Giovanni Ziccardi
Giovanni Ziccardi
Sono emiliano, ma vivo a Milano da dieci anni. In Statale insegno informatica giuridica, coordino un corso di perfezionamento in computer forensics e investigazioni digitali e dirigo la rivista scientifica “Ciberspazio e Diritto”. Il mio saggio “Hacker – Il richiamo della libertà” incorpora tutti i temi che, da oltre vent’anni, mi appassionano: l’hacking, la dissidenza digitale, i diritti di libertà, le contaminazioni culturali e tecnologiche, la libertà di manifestazione del pensiero, le investigazioni. Con la Legal Drama Society mi occupo di legal thriller, soprattutto italiani, e ho scritto un libro, “Il diritto al cinema”, che ripercorre il genere legal sul grande schermo. Mi piacciono i film di Francesco Rosi, quelli di Tarantino, Elizabethtown, il Grande Lebowski, i Simpson, Boston Legal e The Big Bang Theory.

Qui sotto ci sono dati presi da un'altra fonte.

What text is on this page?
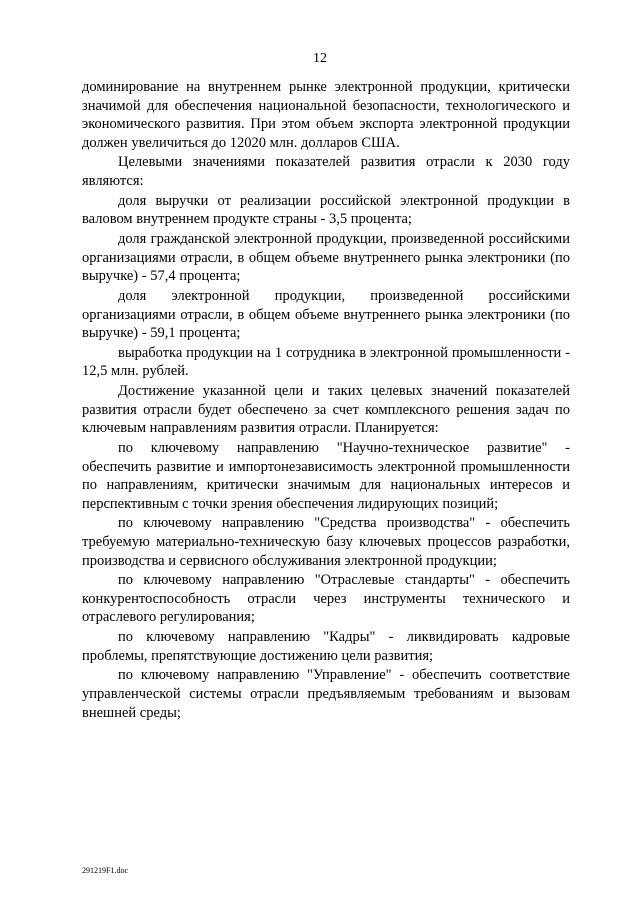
12

доминирование на внутреннем рынке электронной продукции, критически значимой для обеспечения национальной безопасности, технологического и экономического развития. При этом объем экспорта электронной продукции должен увеличиться до 12020 млн. долларов США.

Целевыми значениями показателей развития отрасли к 2030 году являются:

доля выручки от реализации российской электронной продукции в валовом внутреннем продукте страны - 3,5 процента;

доля гражданской электронной продукции, произведенной российскими организациями отрасли, в общем объеме внутреннего рынка электроники (по выручке) - 57,4 процента;

доля электронной продукции, произведенной российскими организациями отрасли, в общем объеме внутреннего рынка электроники (по выручке) - 59,1 процента;

выработка продукции на 1 сотрудника в электронной промышленности - 12,5 млн. рублей.

Достижение указанной цели и таких целевых значений показателей развития отрасли будет обеспечено за счет комплексного решения задач по ключевым направлениям развития отрасли. Планируется:

по ключевому направлению "Научно-техническое развитие" - обеспечить развитие и импортонезависимость электронной промышленности по направлениям, критически значимым для национальных интересов и перспективным с точки зрения обеспечения лидирующих позиций;

по ключевому направлению "Средства производства" - обеспечить требуемую материально-техническую базу ключевых процессов разработки, производства и сервисного обслуживания электронной продукции;

по ключевому направлению "Отраслевые стандарты" - обеспечить конкурентоспособность отрасли через инструменты технического и отраслевого регулирования;

по ключевому направлению "Кадры" - ликвидировать кадровые проблемы, препятствующие достижению цели развития;

по ключевому направлению "Управление" - обеспечить соответствие управленческой системы отрасли предъявляемым требованиям и вызовам внешней среды;

291219F1.doc
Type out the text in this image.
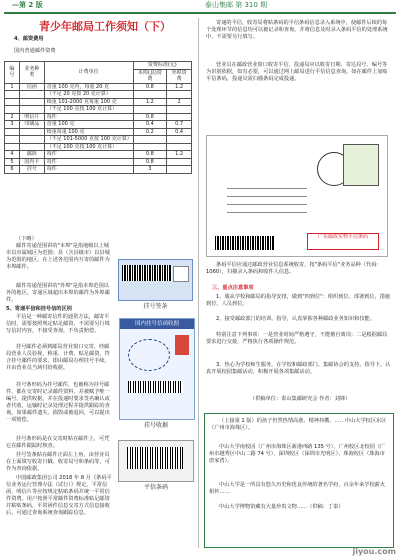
—第 2 版	泰山集邮 第 310 期
青少年邮局工作须知（下）
4、邮资费用
国内普通邮件资费
编号	业务种类	计费单位	资费标准(元)	
			本埠(县)资费	外埠资费
1	信函	首重 100 克内，每重 20 克	0.8	1.2
		（不足 20 克按 20 克计算）		
		续重 101-2000 克每重 100 克	1.2	2
		（不足 100 克按 100 克计算）		
2	明信片	每件	0.8	
3	印刷品	首重 100 克	0.4	0.7
		续重每重 100 克	0.2	0.4
		（不足 101-5000 克按 100 克计算）		
		（不足 100 克按 100 克计算）		
4	邮简	每件	0.8	1.2
5	国内卡	每件	0.8	
6	挂号	每件	3	
（下略）

邮件寄递范围讲的"本埠"是指地级以上城市以市属城区为范围；县（含县级市）以县城为范围的地区，在上述各范围内互寄的邮件为本埠邮件。

邮件寄递范围讲的"外埠"是指本埠范围以外的地区。寄递区域超出本埠的邮件为外埠邮件。

5、寄递平信和挂号信的区别

平信是一种邮寄信件的通常方法，邮寄平信时，需要按照规定贴足邮资，不需要另行填写信封内容，不接受查询，不负责赔偿。

挂号邮件必须到邮局营业窗口交寄，经邮局营业人员验视，称重、计费、贴足邮资，符合挂号邮件的要求，即由邮局办理挂号手续，并由营业员当场付给收据。

挂号条形码为挂号邮件，也被称为挂号邮件，都在交寄时记录邮件资料，并被赋予唯一编号，提供收据，并在投递时要求签名确认或者代收，运输时记录处理过程并提供跟踪的查询。如果邮件遗失、损毁或被退回，可以提出一项赔偿。

挂号条形码是在交寄时贴在邮件上，可凭它在邮件跟踪时核查。

挂号签条贴在邮件正面左上角，由营业员在上面填写收寄日戳、收寄局号和条码等，可作为查询依据。

中国邮政集团公司 2018 年 8 月《条码平信业务运行管理办法（试行）》规定，平常信函、明信片等应按规定粘贴条码并统一平常信件资费。用户按照平常邮件资费标准贴足邮资并粘贴条码，平常函件信息交寄方式信息接收后，可通过查询系统查询跟踪信息。

挂号签条
国内挂号信函收据
挂号收据
平信条码

寄递的平信，收寄局将贴条码的平信条码信息录入系统中，使邮件后续的每个处理环节的信息均可以被记录和查询，并将信息及时录入条码平信的处理系统中，不需要另行填写。

营业员在邮政营业窗口收寄平信，投递局应以收寄日期、寄达局号、编号等为识别依据，如有必要，可以通过网上邮局进行平信信息查询。如在邮件上加贴平信条码，投递员需扫描条码完成投递。

广东邮政实物平信条码

条码平信应通过邮政营业信息系统收寄，按"条码平信"业务品种（代码：1060），扫描录入条码和收件人信息。

三、重点注意事项

1、服从学校和邮局的指导安排，做到"四到位"：组织到位、部署到位、措施到位、人员到位。

2、接受邮政部门的培训、指导，认真掌握各种邮政业务知识和技能。

特别注意下列事项：一是营业时间严格遵守，不能擅自离岗；二是根据邮局要求进行交接，严格执行各项操作规范。

3、热心为学校师生服务，在学校和邮政部门、集邮协会的支持、指导下，认真开展校园集邮活动，积极开展各项集邮活动。

（供稿单位：泰山集邮研究会 作者：刘锋）

（上接第 1 版）的孩子仍然热情高涨，精神抖擞。……中山大学校区东区（广州市海珠区）。

中山大学南校园（广州市海珠区新港西路 135 号）、广州校区北校园（广州市越秀区中山二路 74 号）、深圳校区（深圳市光明区）、珠海校区（珠海市唐家湾）。

中山大学是一所具有悠久历史和优良传统的著名学府，百余年来学校薪火相传……

中山大学博物馆藏有大量珍贵文物……（供稿：丁泰）

jiyou.com
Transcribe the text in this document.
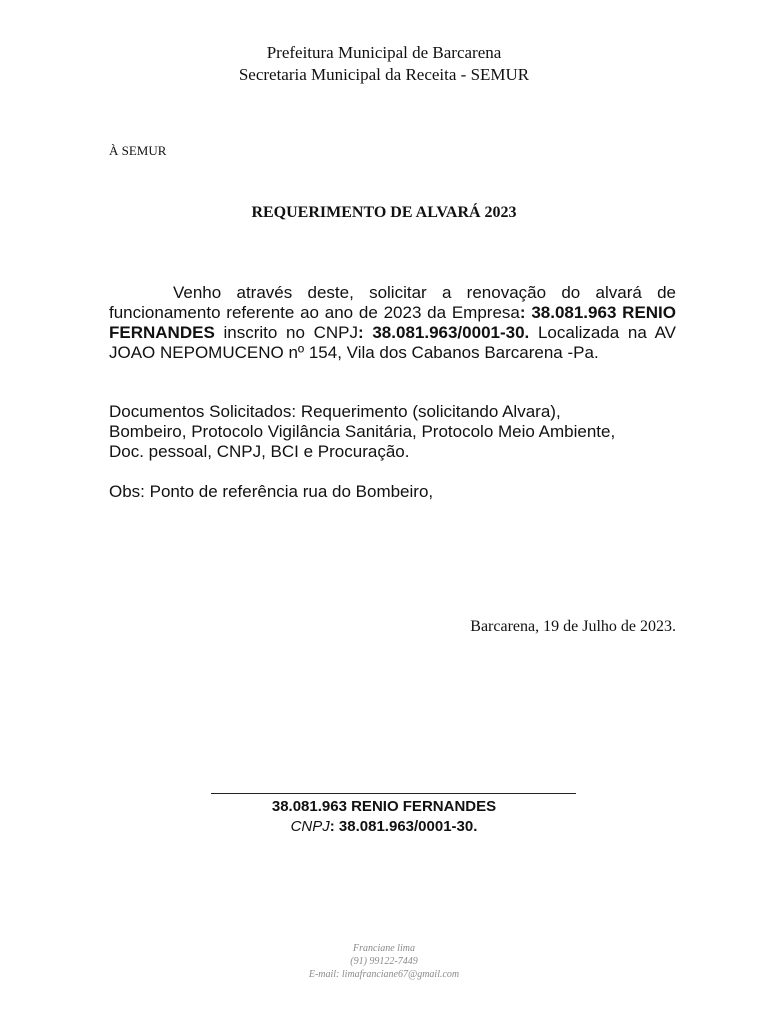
Prefeitura Municipal de Barcarena
Secretaria Municipal da Receita - SEMUR
À SEMUR
REQUERIMENTO DE ALVARÁ 2023
Venho através deste, solicitar a renovação do alvará de funcionamento referente ao ano de 2023 da Empresa: 38.081.963 RENIO FERNANDES inscrito no CNPJ: 38.081.963/0001-30. Localizada na AV JOAO NEPOMUCENO nº 154, Vila dos Cabanos Barcarena -Pa.
Documentos Solicitados: Requerimento (solicitando Alvara),
Bombeiro, Protocolo Vigilância Sanitária, Protocolo Meio Ambiente,
Doc. pessoal, CNPJ, BCI e Procuração.
Obs: Ponto de referência rua do Bombeiro,
Barcarena, 19 de Julho de 2023.
38.081.963 RENIO FERNANDES
CNPJ: 38.081.963/0001-30.
Franciane lima
(91) 99122-7449
E-mail: limafranciane67@gmail.com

Nell’Osservatorio Europeo sulla Dissidenza Digitale e le Liberation Technology studio le attività che, in tanti Paesi, stanno cambiando il panorama politico. Passo molto del mio tempo libero a sognare sulle motociclette custom australiane della Deus, su quelle italiane delle Officine Mermaid e su quelle danesi dei Wrenchmonkees. Leggo le poesie di Massimo Zamboni e di Sandro Penna, i romanzi di Emidio Clementi, i libri di Giovanni Lindo Ferretti, di Carlo Levi, di Mariolina Venezia, di Georges Simenon, gli studi sull’Olocausto e tanti, tanti gialli e legal thriller. Ascolto musica malinconica: Sparklehorse, Uncle Tupelo, Wilco, gli Afterhours, Sophia, Joseph Arthur, oltre a Frank Zappa, i Credence e rock-folk anni settanta. Ho inciso, con alcuni musicisti internazionali, un album, “Father Demo”, dedicato alla memoria di mio padre. Mi sono innamorato delle terre della Lucania, della Puglia e delle Murge, e le ho fatte diventare protagoniste di un thriller, “L’ultimo hacker”, in uscita nelle “Farfalle” di Marsilio, la stessa collana della trilogia di Stieg Larsson. Ho abitato a Praga, senza dubbio la mia città preferita. Ho un beagle, Fonzie, e spero che al più presto chiudano Green Hill a Montichiari e liberino quei poveri cani. Una volta, a New York, ho conosciuto George Jefferson. Delle Lavanderie Jefferson.